The last four years of Mac sales have all been better than the best ever. And every M-series Mac can play modern 3D games. The stage is set for a new market of Mac gamers.

Impressive graphics for everybody

Screenshot of Stray opening scene with bright dynamic lighting with cats sitting in some kind of cave.
I’m very impressed by the dynamic lighting and camera effects.
Screenshot: D. Griffin Jones/Cult of Mac

What makes the Apple silicon Mac great for gaming is that it significantly lowers the barrier to entry. Even the basic M1 chip delivers competent graphics. The new M3 chip that inevitably will trickle down to the $599 Mac mini (likely sometime next year), benefits from hardware-accelerated ray tracing and mesh shading, for crying out loud.

But Apple silicon’s system-on-a-chip design lowers the ceiling, too. You can’t add a graphics card down the road for extra oomph, as PC gamers like to do. You can buy a Mac with an M-series Max or Ultra chip inside … if you have that much money to burn up-front.

How Stray looks on an M2 Mac mini

Screenshot of Stray, closeup of the cat from behind walking through a forest.
Live reflections in the water and rays of bright light make these expansive, realistic environments come to life.
Screenshot: D. Griffin Jones/Cult of Mac

Personally, I’m running a Mac mini with M2 Pro with a 10-core CPU and 16-core GPU. I could have spent $300 for the 12- and 19-core chip, but I spent my budget upgrading RAM and storage to 32 GB and 2 TB. Any Mac mini with M2 Pro, available new for just $1,299, should look this good. (All of the screenshots in this article I took myself using this machine.)

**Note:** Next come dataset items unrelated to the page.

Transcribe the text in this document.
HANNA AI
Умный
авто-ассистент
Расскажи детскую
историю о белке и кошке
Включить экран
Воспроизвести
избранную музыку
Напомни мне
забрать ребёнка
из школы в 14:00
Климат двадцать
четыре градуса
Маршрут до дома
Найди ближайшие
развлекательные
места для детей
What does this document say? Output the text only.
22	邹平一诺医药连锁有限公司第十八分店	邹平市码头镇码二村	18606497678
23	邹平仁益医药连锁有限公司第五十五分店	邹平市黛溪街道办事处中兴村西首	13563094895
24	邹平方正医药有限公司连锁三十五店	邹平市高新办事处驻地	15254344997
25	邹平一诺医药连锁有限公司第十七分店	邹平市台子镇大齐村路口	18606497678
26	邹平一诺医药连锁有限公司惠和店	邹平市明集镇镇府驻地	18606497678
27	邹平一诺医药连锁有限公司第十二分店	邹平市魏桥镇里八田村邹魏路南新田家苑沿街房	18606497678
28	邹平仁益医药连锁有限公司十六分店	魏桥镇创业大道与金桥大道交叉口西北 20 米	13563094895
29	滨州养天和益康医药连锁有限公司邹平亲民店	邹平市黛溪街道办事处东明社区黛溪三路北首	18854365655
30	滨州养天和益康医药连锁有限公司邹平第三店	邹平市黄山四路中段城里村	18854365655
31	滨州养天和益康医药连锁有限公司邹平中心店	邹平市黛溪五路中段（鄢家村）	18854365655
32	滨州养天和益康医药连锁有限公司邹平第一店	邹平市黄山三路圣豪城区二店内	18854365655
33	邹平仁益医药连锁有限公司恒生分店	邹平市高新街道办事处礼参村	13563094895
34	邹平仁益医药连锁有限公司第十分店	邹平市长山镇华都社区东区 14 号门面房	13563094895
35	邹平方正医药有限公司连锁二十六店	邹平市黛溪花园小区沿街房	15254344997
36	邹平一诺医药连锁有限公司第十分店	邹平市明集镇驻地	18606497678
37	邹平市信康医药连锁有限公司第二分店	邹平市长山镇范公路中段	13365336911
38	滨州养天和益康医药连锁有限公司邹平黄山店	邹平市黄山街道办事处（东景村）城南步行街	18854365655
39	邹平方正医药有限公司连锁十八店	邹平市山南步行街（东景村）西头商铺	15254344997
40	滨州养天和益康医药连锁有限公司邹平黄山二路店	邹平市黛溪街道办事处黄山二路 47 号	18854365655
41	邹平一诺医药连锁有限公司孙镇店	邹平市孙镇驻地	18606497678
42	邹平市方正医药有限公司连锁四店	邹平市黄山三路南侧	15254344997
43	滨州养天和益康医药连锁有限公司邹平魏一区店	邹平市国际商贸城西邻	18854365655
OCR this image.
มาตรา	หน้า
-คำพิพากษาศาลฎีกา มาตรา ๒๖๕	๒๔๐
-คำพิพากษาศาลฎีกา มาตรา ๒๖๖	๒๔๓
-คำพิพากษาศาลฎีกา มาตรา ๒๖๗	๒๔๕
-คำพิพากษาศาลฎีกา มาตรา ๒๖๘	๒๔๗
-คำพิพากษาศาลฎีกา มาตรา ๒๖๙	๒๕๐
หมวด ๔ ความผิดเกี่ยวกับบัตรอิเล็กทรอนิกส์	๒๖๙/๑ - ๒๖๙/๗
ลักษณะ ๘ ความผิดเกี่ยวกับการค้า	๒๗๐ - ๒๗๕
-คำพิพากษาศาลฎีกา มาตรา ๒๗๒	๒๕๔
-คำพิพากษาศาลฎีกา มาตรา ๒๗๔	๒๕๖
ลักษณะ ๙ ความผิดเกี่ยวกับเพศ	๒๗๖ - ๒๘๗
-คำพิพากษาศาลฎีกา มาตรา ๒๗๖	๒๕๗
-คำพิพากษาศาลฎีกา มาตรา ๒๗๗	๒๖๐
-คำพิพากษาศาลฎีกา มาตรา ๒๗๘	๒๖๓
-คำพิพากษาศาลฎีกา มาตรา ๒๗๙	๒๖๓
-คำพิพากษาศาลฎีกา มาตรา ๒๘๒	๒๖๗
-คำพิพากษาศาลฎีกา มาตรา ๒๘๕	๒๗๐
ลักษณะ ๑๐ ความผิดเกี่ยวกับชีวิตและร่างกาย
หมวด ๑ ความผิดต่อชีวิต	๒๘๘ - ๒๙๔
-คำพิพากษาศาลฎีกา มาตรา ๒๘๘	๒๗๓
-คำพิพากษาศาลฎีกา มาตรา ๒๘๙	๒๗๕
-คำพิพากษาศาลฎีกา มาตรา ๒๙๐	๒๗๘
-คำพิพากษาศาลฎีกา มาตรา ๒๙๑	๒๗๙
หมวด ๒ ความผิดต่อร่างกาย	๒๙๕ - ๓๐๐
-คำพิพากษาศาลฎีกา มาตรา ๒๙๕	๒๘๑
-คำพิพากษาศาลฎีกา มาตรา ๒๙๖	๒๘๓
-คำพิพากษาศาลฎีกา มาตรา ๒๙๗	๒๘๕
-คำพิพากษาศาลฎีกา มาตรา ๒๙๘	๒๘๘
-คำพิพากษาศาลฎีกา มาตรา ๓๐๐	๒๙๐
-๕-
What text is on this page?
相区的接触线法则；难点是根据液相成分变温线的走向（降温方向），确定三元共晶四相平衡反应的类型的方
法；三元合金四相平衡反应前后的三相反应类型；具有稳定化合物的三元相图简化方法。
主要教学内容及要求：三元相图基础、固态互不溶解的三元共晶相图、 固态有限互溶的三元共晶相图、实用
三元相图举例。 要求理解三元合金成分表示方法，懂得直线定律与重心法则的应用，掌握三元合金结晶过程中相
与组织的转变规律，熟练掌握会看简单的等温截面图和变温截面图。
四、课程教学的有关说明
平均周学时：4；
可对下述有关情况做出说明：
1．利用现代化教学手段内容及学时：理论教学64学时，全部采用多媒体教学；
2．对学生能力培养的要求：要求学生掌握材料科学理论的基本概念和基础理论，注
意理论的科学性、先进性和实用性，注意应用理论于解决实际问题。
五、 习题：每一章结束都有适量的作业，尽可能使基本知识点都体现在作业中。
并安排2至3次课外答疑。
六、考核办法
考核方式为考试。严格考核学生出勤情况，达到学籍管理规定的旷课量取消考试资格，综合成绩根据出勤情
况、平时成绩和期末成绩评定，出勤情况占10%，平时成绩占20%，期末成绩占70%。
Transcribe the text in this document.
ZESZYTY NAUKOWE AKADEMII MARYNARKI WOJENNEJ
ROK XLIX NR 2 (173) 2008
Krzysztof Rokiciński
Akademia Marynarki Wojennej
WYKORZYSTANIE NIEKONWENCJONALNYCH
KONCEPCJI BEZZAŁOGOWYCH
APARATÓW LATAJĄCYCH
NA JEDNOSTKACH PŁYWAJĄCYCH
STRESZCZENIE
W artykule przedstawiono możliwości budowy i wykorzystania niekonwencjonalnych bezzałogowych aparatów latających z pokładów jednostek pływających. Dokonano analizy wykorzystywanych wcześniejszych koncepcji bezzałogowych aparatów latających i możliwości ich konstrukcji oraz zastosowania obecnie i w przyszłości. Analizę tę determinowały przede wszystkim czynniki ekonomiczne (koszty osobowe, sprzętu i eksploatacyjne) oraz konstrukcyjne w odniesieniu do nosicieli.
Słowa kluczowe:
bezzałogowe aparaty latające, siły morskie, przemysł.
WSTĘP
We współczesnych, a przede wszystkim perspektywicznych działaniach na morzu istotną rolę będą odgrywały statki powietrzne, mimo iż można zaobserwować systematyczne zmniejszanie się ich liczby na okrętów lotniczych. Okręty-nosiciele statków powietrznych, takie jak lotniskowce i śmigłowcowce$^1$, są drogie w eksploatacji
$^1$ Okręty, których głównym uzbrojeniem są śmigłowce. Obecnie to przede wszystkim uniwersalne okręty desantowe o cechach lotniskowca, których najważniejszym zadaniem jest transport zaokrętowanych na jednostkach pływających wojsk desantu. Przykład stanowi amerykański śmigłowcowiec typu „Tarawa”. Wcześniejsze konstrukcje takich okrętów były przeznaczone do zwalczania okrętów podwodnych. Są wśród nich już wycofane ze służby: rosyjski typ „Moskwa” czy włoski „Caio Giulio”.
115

I was in awe that these graphics came from my tiny little computer with no fan noise, no dropped frames, no struggle. I put my hand on the case after a while and felt a bit of warmth — that’s about it. And you better believe I cranked all the graphics settings up to High before I even started.

You don’t need a gigantic tower with fans blowing up a dust storm and a GPU the size of an encyclopedia. The computer itself is probably the last thing you’d notice when you look at my computer desk.

Stray final thoughts

Stray cat sitting against a bright blue sky among flowers
This truly is one of the best Mac games available.
Screenshot: D. Griffin Jones/Cult of Mac

Stray is one more in a growing number of Mac titles. It’s half the cost of a standard AAA game at only $29.

In my first playthrough for this review, I rushed through the storyline and hit the credits in 6 hours 11 minutes of gameplay. I bet if you take your time, you could easily double the hours finding all the secrets, talking to all the NPCs and completing all the sidequests to get even more of your money’s worth.

Not a lot of games wind up ported to macOS. But Stray proves that the Mac could become a great gaming platform once again.